Tuesday, March 22, 2011

Alexandra Wallace

With over 5 million views in the past week, Alexandra Wallace's rant condemning Asians for their phone etiquette in the library sparked numerous video responses, ranging from parodies of her made up Asian language to serious responses addressing her insensitivity towards Japanese tsunami victims. She has since deleted her YouTube account and removed the original video, but numerous repostings have popped up, like the one above.

Wallace issued multiple apologies, recognizing that her comments were offensive and ill-informed. Her ignorance is not due to a lack of exposure to APA culture at UCLA, where the APA community make up 37% of the student population. What do you think caused her to formulate her perceptions, even though she has Asian friends? Do you think a video like this could appear here at SU, where the APA population makes up less than 8% of the student body?

What is Asian Pacific American Heritage Month?

Asian Pacific Americans are people who currently reside in the U.S. whose heritage hails from the continent of Asia and the neighboring Pacific Islands. You might know some APAs. Sure, they may be Chinese, Korean, or Japanese. But the Asian Pacific American identity also includes people from the Philippines, Saudi Arabia, Micronesia, India, or Laos—namely, not your typical “oriental” countries.

Asian Pacific American Heritage Month is about paying tribute to the generations of Asian and Pacific Islanders who have enriched America’s history and are instrumental in its future success.

Syracuse University's Office of Multicultural Affairs and co-curricular funding brings you APA Month this April 2011. This year's theme "Speak Out" is about making the invisible visible, encouraging students to advocate for social issues affecting their own communities and recognizing those who do so.

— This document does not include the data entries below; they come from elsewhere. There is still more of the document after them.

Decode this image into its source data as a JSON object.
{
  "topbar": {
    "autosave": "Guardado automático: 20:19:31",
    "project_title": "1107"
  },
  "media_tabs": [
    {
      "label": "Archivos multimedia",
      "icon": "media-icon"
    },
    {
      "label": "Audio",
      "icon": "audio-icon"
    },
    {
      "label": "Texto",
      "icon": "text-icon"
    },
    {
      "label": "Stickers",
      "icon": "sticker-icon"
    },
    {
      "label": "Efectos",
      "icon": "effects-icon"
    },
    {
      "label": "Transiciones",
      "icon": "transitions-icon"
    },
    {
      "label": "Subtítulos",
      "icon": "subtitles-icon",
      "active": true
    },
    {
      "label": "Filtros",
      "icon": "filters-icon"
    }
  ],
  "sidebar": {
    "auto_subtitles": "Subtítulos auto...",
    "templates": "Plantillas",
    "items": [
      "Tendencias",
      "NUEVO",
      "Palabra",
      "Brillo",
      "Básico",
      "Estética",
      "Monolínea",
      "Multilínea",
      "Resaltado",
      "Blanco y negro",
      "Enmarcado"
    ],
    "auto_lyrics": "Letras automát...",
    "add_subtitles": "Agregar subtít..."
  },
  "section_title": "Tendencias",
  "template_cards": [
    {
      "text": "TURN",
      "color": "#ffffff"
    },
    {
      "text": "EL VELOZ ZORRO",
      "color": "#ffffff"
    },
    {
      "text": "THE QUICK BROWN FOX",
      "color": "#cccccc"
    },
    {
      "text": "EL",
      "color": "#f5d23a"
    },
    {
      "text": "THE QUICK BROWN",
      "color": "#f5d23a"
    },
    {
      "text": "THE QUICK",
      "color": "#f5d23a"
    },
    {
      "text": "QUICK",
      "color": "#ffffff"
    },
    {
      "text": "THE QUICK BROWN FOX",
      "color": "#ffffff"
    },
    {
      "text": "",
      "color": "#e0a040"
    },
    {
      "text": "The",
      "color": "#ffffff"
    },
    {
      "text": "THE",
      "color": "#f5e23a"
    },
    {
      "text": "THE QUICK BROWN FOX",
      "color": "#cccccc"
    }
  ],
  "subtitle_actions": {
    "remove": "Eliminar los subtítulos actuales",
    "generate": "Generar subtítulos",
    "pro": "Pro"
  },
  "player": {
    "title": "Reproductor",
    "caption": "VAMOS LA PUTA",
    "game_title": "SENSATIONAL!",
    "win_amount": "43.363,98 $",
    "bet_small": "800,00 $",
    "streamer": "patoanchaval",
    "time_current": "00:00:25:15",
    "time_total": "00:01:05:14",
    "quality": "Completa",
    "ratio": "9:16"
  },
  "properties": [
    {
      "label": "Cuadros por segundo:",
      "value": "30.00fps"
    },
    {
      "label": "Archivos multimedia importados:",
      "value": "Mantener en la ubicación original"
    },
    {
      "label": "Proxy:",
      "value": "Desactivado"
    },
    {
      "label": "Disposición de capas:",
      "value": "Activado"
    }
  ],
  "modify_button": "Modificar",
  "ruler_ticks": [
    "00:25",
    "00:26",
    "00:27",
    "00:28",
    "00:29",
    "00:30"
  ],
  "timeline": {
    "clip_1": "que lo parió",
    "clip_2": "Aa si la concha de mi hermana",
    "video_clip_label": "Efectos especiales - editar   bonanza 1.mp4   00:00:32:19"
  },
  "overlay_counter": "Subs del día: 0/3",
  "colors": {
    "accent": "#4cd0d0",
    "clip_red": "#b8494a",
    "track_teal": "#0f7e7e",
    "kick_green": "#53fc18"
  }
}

Here on this blog, you will find articles and videos all throughout the month of April, exploring what it means to be Asian Pacific American. Even if you are not of APA heritage, we hope it will help you discover your own cultural identity. Feel free to take a look around. We encourage anyone and everyone's comments. Only with conversation will we better understand each other and our hope is that you will carry this conversation long past APA month.